Fake News. All discredited by real science.
In the real world, legalizing cannabis makes cities (and their populations) healthier.
The government needs to relax its cannabis advertising restrictions, particularly in adult settings, and allow the legal cannabis industry to reach consumers the free-market way: via advertising.
This is the one advantage that government can bestow upon the legal cannabis industry that cannot be matched by the black market. It would be a sign that “ending the black market” for cannabis was a real government commitment, not just lip-service.

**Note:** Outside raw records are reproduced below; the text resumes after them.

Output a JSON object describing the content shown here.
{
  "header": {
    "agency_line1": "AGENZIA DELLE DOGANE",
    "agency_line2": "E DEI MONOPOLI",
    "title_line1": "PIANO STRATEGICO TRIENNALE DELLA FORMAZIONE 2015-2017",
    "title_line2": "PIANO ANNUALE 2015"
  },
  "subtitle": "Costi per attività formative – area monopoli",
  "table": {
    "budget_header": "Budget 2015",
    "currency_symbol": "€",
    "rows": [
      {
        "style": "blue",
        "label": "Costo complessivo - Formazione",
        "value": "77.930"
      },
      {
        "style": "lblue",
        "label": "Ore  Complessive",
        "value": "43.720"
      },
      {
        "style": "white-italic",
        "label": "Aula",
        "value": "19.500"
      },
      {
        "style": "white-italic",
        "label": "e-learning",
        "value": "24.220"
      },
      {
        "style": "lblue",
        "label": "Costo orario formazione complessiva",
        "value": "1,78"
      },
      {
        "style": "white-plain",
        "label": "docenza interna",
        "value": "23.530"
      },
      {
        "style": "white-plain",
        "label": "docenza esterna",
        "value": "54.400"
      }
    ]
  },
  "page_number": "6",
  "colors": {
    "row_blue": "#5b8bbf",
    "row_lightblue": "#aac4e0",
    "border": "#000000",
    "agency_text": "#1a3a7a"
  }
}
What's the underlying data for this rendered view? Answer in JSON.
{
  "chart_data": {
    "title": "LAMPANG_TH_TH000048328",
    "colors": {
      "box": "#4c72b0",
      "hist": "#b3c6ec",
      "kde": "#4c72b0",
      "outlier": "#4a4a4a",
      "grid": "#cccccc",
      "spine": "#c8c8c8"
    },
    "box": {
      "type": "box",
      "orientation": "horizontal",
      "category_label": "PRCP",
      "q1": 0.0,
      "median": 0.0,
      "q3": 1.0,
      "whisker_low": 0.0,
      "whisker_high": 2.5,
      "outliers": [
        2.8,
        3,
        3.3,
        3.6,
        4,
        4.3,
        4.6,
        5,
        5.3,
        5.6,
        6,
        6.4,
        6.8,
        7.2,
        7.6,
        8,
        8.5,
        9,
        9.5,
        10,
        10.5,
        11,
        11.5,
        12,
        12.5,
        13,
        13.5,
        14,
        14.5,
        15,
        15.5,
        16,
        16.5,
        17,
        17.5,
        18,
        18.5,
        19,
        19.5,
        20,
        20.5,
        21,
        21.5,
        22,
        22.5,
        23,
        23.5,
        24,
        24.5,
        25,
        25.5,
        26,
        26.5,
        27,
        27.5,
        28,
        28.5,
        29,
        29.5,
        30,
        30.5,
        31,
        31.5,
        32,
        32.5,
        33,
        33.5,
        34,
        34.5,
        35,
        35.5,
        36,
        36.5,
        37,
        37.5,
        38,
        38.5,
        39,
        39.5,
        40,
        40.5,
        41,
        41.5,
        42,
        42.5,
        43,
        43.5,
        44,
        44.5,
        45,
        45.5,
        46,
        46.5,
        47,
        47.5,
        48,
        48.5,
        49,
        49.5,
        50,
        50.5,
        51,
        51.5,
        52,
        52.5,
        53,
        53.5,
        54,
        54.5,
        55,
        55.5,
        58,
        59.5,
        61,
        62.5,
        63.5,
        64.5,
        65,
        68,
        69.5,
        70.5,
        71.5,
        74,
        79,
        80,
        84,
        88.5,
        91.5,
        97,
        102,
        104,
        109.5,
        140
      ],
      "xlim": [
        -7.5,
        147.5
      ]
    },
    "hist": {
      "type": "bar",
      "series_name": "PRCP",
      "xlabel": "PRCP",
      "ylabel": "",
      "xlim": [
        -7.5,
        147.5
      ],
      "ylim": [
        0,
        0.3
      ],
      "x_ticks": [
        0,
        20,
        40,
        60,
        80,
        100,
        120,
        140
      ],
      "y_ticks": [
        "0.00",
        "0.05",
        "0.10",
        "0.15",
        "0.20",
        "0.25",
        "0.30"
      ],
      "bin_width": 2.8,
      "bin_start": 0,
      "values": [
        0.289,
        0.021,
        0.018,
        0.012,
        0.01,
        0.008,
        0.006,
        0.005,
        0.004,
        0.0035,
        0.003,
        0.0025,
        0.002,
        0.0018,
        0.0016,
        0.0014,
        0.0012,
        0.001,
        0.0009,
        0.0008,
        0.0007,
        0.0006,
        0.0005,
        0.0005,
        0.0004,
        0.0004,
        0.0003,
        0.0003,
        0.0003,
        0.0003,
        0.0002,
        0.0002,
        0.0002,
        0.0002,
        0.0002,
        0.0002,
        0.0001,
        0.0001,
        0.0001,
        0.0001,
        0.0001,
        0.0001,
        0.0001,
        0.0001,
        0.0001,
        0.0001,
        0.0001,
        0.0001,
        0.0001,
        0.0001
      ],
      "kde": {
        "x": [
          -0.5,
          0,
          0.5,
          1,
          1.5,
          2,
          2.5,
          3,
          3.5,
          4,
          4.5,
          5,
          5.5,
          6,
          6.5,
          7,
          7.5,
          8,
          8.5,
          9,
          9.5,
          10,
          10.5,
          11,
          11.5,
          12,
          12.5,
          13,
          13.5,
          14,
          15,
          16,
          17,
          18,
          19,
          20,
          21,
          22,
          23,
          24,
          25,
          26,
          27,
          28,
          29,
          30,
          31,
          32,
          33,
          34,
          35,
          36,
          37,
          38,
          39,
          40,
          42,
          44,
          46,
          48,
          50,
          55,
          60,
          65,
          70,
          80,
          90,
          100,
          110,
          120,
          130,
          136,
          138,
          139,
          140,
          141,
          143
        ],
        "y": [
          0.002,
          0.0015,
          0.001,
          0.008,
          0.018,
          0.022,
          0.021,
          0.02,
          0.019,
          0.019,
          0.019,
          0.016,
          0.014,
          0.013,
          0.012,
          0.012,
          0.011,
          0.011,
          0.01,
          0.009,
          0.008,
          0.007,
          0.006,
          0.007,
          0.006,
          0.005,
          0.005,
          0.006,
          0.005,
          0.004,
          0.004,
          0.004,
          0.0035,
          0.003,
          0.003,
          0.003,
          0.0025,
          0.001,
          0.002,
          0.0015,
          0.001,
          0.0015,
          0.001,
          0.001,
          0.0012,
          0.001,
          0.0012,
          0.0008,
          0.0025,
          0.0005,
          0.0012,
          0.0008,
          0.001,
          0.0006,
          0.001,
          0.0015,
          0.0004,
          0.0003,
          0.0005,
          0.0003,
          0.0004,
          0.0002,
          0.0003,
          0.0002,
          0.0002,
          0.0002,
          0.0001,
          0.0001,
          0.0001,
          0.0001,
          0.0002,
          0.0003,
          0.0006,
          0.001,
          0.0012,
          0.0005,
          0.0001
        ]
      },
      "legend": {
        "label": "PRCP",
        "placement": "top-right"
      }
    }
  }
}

Along with less-restrictive advertising, the government also needs to ease taxes (for both cannabis companies and consumers) and streamline regulations to reduce overhead and expedite cannabis licensing.
The cannabis black market is a government-created problem. Solving the problem requires proactive government policies – not a cannabis-phobic legal framework that undercuts the legal industry. Better cannabis regulation is imperative.
In the meantime, HEXO is leading the way in Canada in the quest to phase out the cannabis black market.